Let $S$ and $T$ be bounded sets of negative real numbers. Define $ST=\{st|s \in S, t\in T\}$. Show that $ST$ is bounded and that $\inf(ST)=\sup(S)\sup(T)$.
I tried to get an idea how to prove this by considering a small, finite set of negative numbers. So, for instance $S=\{-5,-4,-3,-2,-1\}$ and $T=\{-10,-9,-8,-7,-6\}$. The $\sup(S)=-1$, and $\inf(S)=-5$, $\sup(T)=-6$, and $\inf(T)=-10$. Since multiplying two negative numbers is positive, it's obvious that the $\inf(ST)=(-1)(-6)=6$. I tried doing this with infinite sets, where I assumed the set was in order from least to greatest and then I would take the absolute value and show that the order changed, but when I wrote it out, it was wrong because the sets are not necessarily countable.
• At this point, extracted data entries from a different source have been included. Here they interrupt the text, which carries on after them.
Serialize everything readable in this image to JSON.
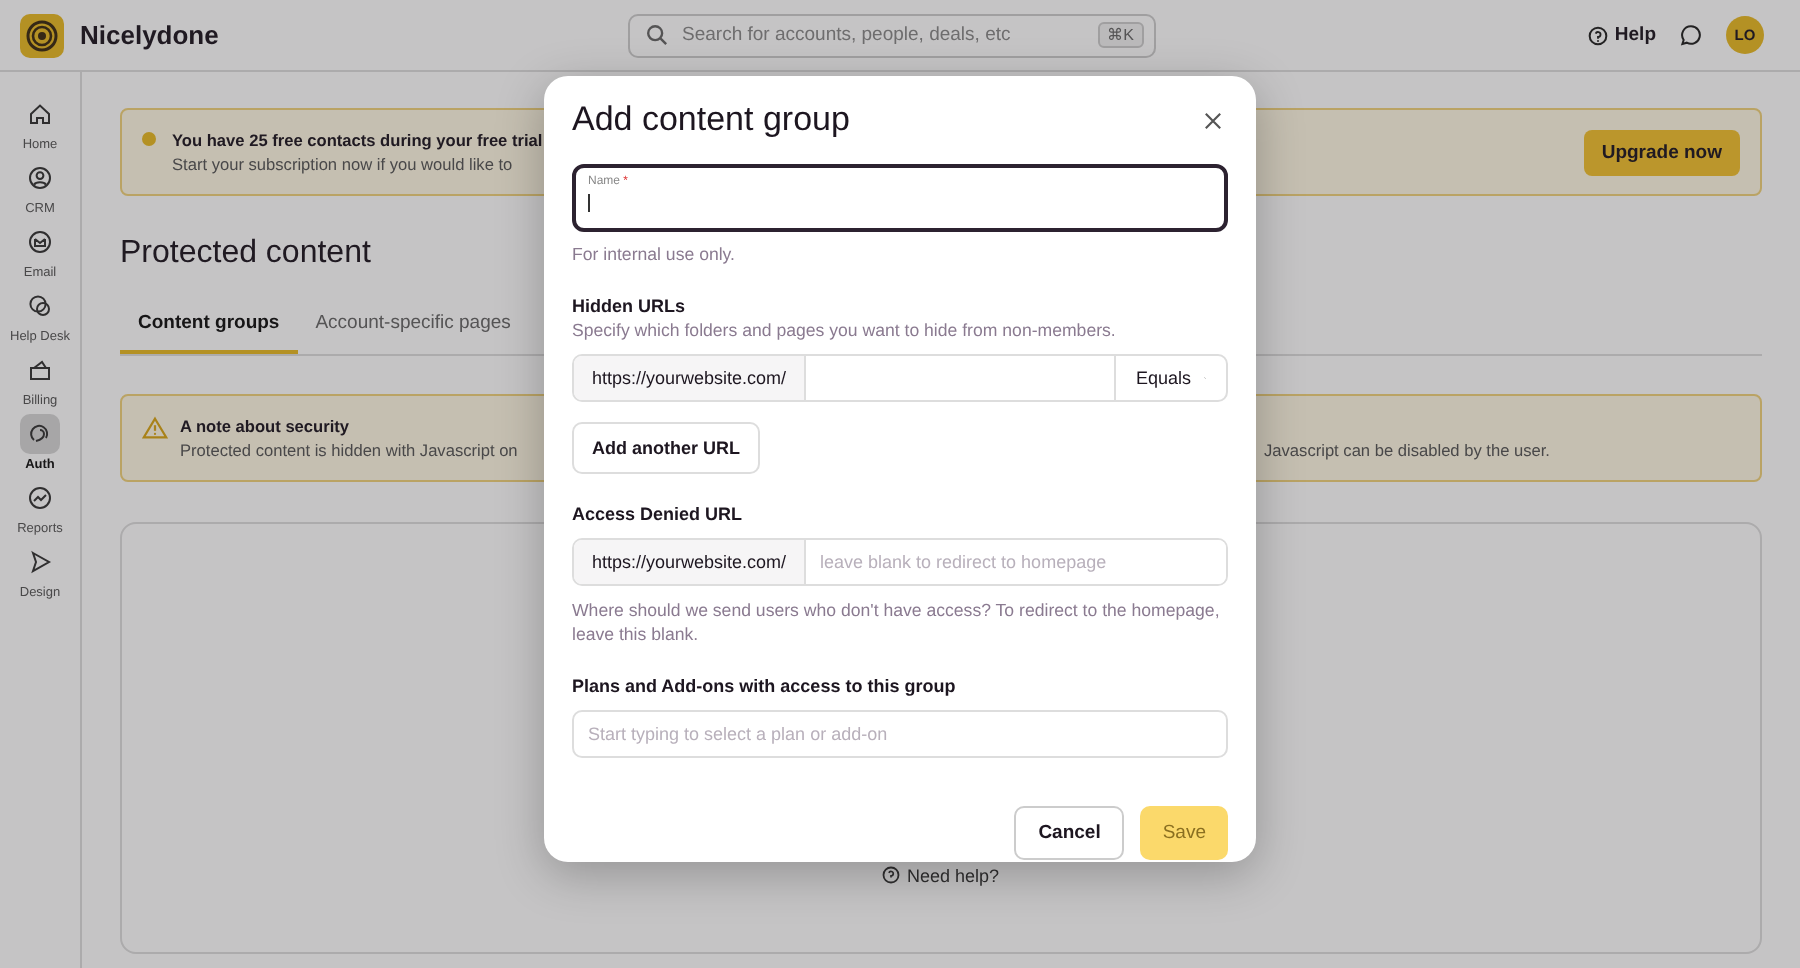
{
  "app": {
    "name": "Nicelydone"
  },
  "search": {
    "placeholder": "Search for accounts, people, deals, etc",
    "shortcut": "⌘K"
  },
  "header": {
    "help": "Help",
    "avatar": "LO"
  },
  "sidebar": {
    "items": [
      {
        "label": "Home",
        "selected": false
      },
      {
        "label": "CRM",
        "selected": false
      },
      {
        "label": "Email",
        "selected": false
      },
      {
        "label": "Help Desk",
        "selected": false
      },
      {
        "label": "Billing",
        "selected": false
      },
      {
        "label": "Auth",
        "selected": true
      },
      {
        "label": "Reports",
        "selected": false
      },
      {
        "label": "Design",
        "selected": false
      }
    ]
  },
  "trial_banner": {
    "title": "You have 25 free contacts during your free trial",
    "text": "Start your subscription now if you would like to",
    "button": "Upgrade now"
  },
  "page": {
    "title": "Protected content"
  },
  "tabs": [
    {
      "label": "Content groups",
      "selected": true
    },
    {
      "label": "Account-specific pages",
      "selected": false
    }
  ],
  "security_note": {
    "title": "A note about security",
    "text_left": "Protected content is hidden with Javascript on",
    "text_right": "Javascript can be disabled by the user."
  },
  "empty_state": {
    "help_link": "Need help?"
  },
  "modal": {
    "title": "Add content group",
    "name_field": {
      "label": "Name",
      "required_mark": "*",
      "hint": "For internal use only."
    },
    "hidden_urls": {
      "label": "Hidden URLs",
      "description": "Specify which folders and pages you want to hide from non-members.",
      "prefix": "https://yourwebsite.com/",
      "match": "Equals",
      "add_button": "Add another URL"
    },
    "access_denied": {
      "label": "Access Denied URL",
      "prefix": "https://yourwebsite.com/",
      "placeholder": "leave blank to redirect to homepage",
      "hint": "Where should we send users who don't have access? To redirect to the homepage, leave this blank."
    },
    "plans": {
      "label": "Plans and Add-ons with access to this group",
      "placeholder": "Start typing to select a plan or add-on"
    },
    "cancel": "Cancel",
    "save": {
      "label": "Save",
      "disabled": true
    }
  }
}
How would I prove this?
Thank you.
Best Answer
For all $s,t$, $st=|s||t|$. Because $S$ and $T$ are bounded, $\sup\{|s|:s\in S\}$ is attained when $s=\inf S$ and $\sup \{|t|:t \in T\}$ is attained when $t= \inf T$. Clearly $\sup ST= (\inf S)(\inf T)$, both of which exist (we are in $\mathbb{R}$). Then, since $st>0$ for all $s \in S, t \in T$, it follows that for all $a,b \in ST, d(a,b)\leq (\inf S) (\inf T)$ so that $ST$ is bounded. A similar argument shows that $\inf(ST)= \sup (S) \sup (T)$.